The book challenges dominant scholarly approaches that conceive of norms as linear and static, conceptualizing impartiality as a 'composite' norm, one that is not free-standing but an aggregate of other principles-each of which can change and is open to contestation. Drawing on a large body of primary evidence, it uses the composite norm to trace the evolution of impartiality, and to illuminate the macro-level politics surrounding its institutionalization at the UN, as well as the micro-level politics surrounding its implementation in the Democratic Republic of the Congo, site of the largest and costliest peacekeeping mission in UN history.

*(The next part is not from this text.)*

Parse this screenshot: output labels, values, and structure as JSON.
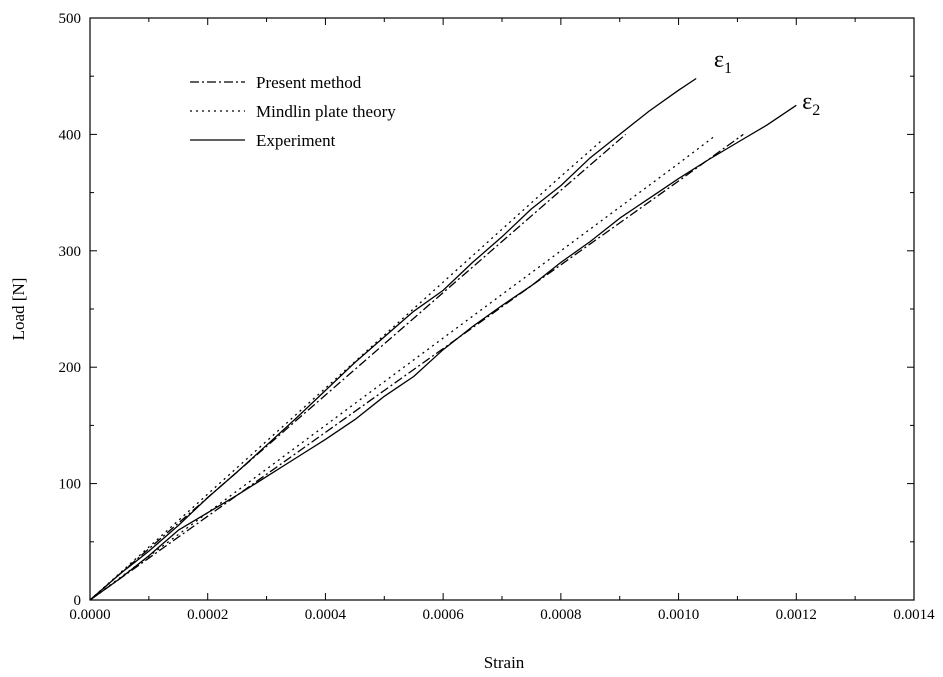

Taking Sides in Peacekeeping reveals that, despite a veneer of consensus, impartiality is in fact highly contested. As the collection of principles it refers to has expanded to include human rights and civilian protection, deep disagreements have arisen over what keeping peace impartially actually means. Beyond the semantics, the book shows how this contestation, together with the varying expectations and incentives created by the norm, has resulted in perverse and unintended consequences that have politicized peacekeeping and, in some cases, effectively converted UN forces into one warring party among many. Taking Sides in Peacekeeping assesses the implications of this radical transformation for the future of peacekeeping and for the UN's role as guarantor of international peace and security.